BIO
Malak Morgan is an artist and practicing architect in New Orleans and New Jersey. She currently resides in New Orleans. She was born and raised in Cairo, Egypt, a vibrant city that maintained its ancient historic traditions of 4,000 years and assimilated diverse multiple cultures of Western occupation during the past 2000. At home, she was influenced by the middle-class Coptic Egyptian tradition. At school at the Lycée Français du Caire, she and her sister were influenced by French culture. At the age of 12, she started drawing portraits of family and friends with pencils and then watercolor. Portraits were drawn on paper with such details and resemblance of character that friends and family were asking her to draw them.
It wasn't until high school that she was invited to attend the School of Fine Arts. She attended 3 years at the Academy of Fine Arts in Cairo. She did well painting live models using mainly oil media. She was also advanced in math in high school. She worked with an organized logical mind and a creative nature. These characteristics prompted her to seek a creative profession that combined math and art. Architecture is a profession that matches these characteristics because it is interdisciplinary and involves art and engineering. The year she graduated, she started her own practice with residential commissions for many private residences in Cairo, Egypt. She was the first practicing woman architect in Egypt.
In 1970, with her husband and 2 children, she immigrated to the US, residing in New York for 3 years, then in New Jersey for over 30 years. She passed the Board of Architecture licensing test in 1975 and obtained her reciprocal registration in New Jersey, followed by New York, Pennsylvania, Florida, and Louisiana. In 1993, with her husband Saad Morgan, an artist and interior designer, she started Morgan Architecture, Inc., a small practice firm in Princeton, NJ. After the loss of her younger son in 1985, followed by her husband in 1995, she continued this practice and was the Architect of record for 4 Churches as well as residential and commercial projects in New Jersey. In 2007, she moved to New Orleans, after her older son started a faculty position at the University of Southern Mississippi, where he is now a full Professor at the School of Education.
Inspired by New Orleans City’s rich multi-art culture and its people's art, she restarted the lost art career of her youth at the New Orleans Academy of Fine Arts. She exhibited her work annually at the academy’s student shows and at the art fair at the academy. Around the city, she was invited to exhibit at the AIA New Orleans Center for Design, the Whimsies Group, Ochsner, and Touro Health Systems.
Artist’s Statement
My abstract impressionist style employs mixed media, mainly acrylic gold leaves, pigments, watercolor gouache, and collage.

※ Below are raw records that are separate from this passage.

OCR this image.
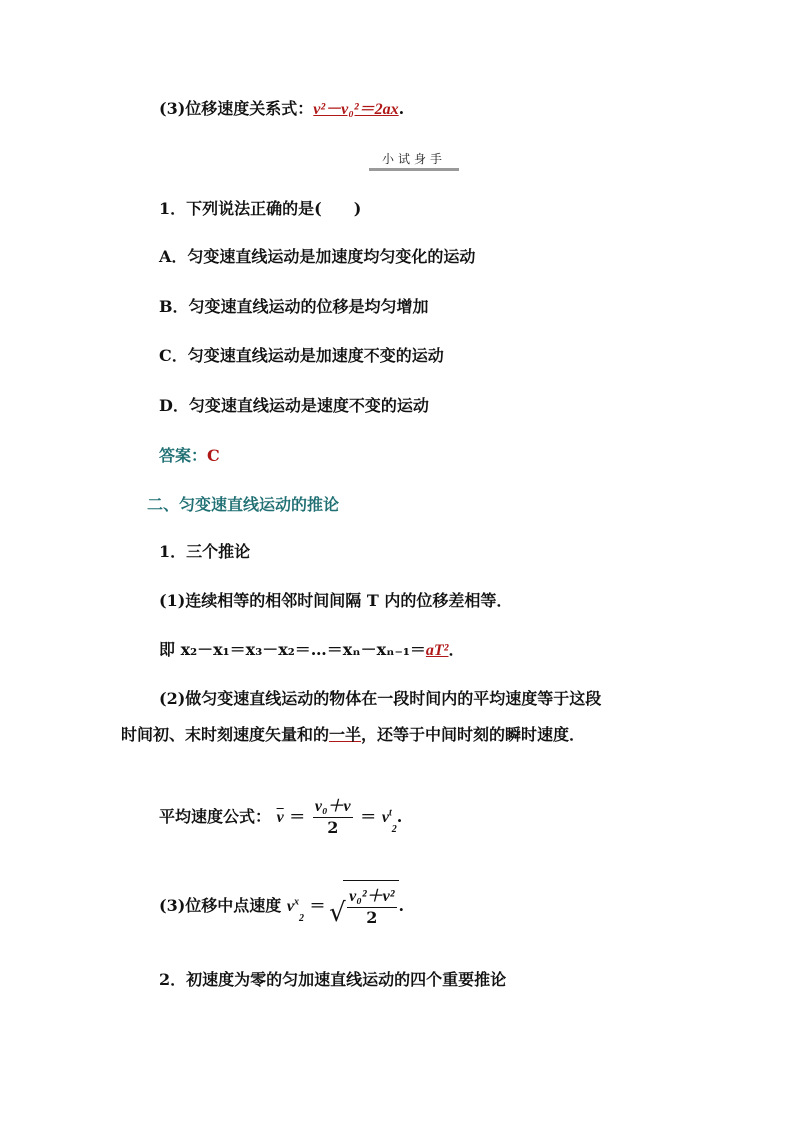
(3)位移速度关系式：v²－v₀²＝2ax.
小试身手
1．下列说法正确的是(　　)
A．匀变速直线运动是加速度均匀变化的运动
B．匀变速直线运动的位移是均匀增加
C．匀变速直线运动是加速度不变的运动
D．匀变速直线运动是速度不变的运动
答案：C
二、匀变速直线运动的推论
1．三个推论
(1)连续相等的相邻时间间隔 T 内的位移差相等．
即 x₂－x₁＝x₃－x₂＝…＝xₙ－xₙ₋₁＝aT²．
(2)做匀变速直线运动的物体在一段时间内的平均速度等于这段
时间初、末时刻速度矢量和的一半，还等于中间时刻的瞬时速度．
平均速度公式： $\overline{v} = \frac{\text{v₀＋v}}{2} = v^t_2$.
(3)位移中点速度 $v^x_2$ ＝ √ $\frac{\text{v₀²＋v²}}{2}$ .
2．初速度为零的匀加速直线运动的四个重要推论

Lines, forms, and selection of colors are intentional; nothing is random, and meaning is expressed during the whole painting process. The final work allows viewers to form their own interpretation. This multimedia process is built from several layers of acrylic paint, pigments, lines, and a mix of gold, silver, and bronze leaves. The lines connecting the forms have organic continuous joinery that is architectural, rigid, and loose at the same time. Each shape is akin to an individual form acting within a pictorial whole piece. The shapes are mainly expressive to imply an emotional feeling.

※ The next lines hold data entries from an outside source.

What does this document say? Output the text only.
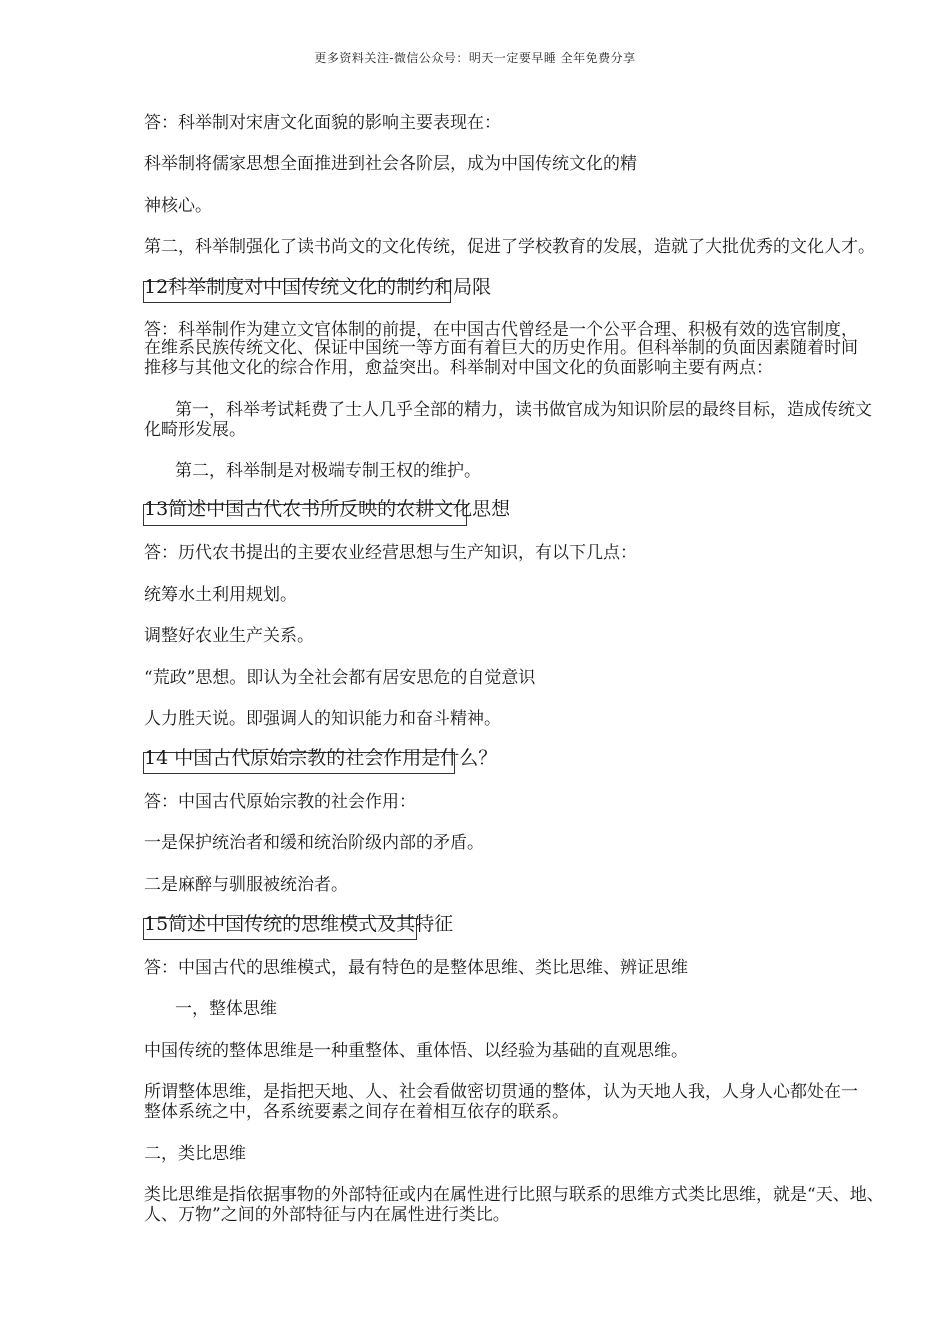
更多资料关注-微信公众号：明天一定要早睡 全年免费分享
答：科举制对宋唐文化面貌的影响主要表现在：
科举制将儒家思想全面推进到社会各阶层，成为中国传统文化的精
神核心。
第二，科举制强化了读书尚文的文化传统，促进了学校教育的发展，造就了大批优秀的文化人才。
12科举制度对中国传统文化的制约和局限
答：科举制作为建立文官体制的前提，在中国古代曾经是一个公平合理、积极有效的选官制度，
在维系民族传统文化、保证中国统一等方面有着巨大的历史作用。但科举制的负面因素随着时间
推移与其他文化的综合作用，愈益突出。科举制对中国文化的负面影响主要有两点：
第一，科举考试耗费了士人几乎全部的精力，读书做官成为知识阶层的最终目标，造成传统文
化畸形发展。
第二，科举制是对极端专制王权的维护。
13简述中国古代农书所反映的农耕文化思想
答：历代农书提出的主要农业经营思想与生产知识，有以下几点：
统筹水土利用规划。
调整好农业生产关系。
“荒政”思想。即认为全社会都有居安思危的自觉意识
人力胜天说。即强调人的知识能力和奋斗精神。
14 中国古代原始宗教的社会作用是什么？
答：中国古代原始宗教的社会作用：
一是保护统治者和缓和统治阶级内部的矛盾。
二是麻醉与驯服被统治者。
15简述中国传统的思维模式及其特征
答：中国古代的思维模式，最有特色的是整体思维、类比思维、辨证思维
一，整体思维
中国传统的整体思维是一种重整体、重体悟、以经验为基础的直观思维。
所谓整体思维，是指把天地、人、社会看做密切贯通的整体，认为天地人我，人身人心都处在一
整体系统之中，各系统要素之间存在着相互依存的联系。
二，类比思维
类比思维是指依据事物的外部特征或内在属性进行比照与联系的思维方式类比思维，就是“天、地、
人、万物”之间的外部特征与内在属性进行类比。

My work consists of sinuous curves, smooth surfaces, and colors that have an architectonic characteristic embodied in an array of colors and forms combined into mixed media drawings. I construct my work in a physical way, through color, and drawing-based procedures. My paintings lie on the shifting border between legibility and abstraction. The body of the work is based on the timeless elements of sea, sky, earth, and human life, integrating contradictory elements into a cohesive unified whole.
These abstract paintings are influenced by formal principles. I use these principles both literally and metaphorically as the guidelines with which I develop my compositions. In order to capture this richness, I work on a large number of paintings concurrently. This allows me to interchange strong elements and techniques from one piece to the next. Each multi-layered rendering shares some details with other works. The overlap of elements enriches each individual expression and deepens the cohesion within each body of work.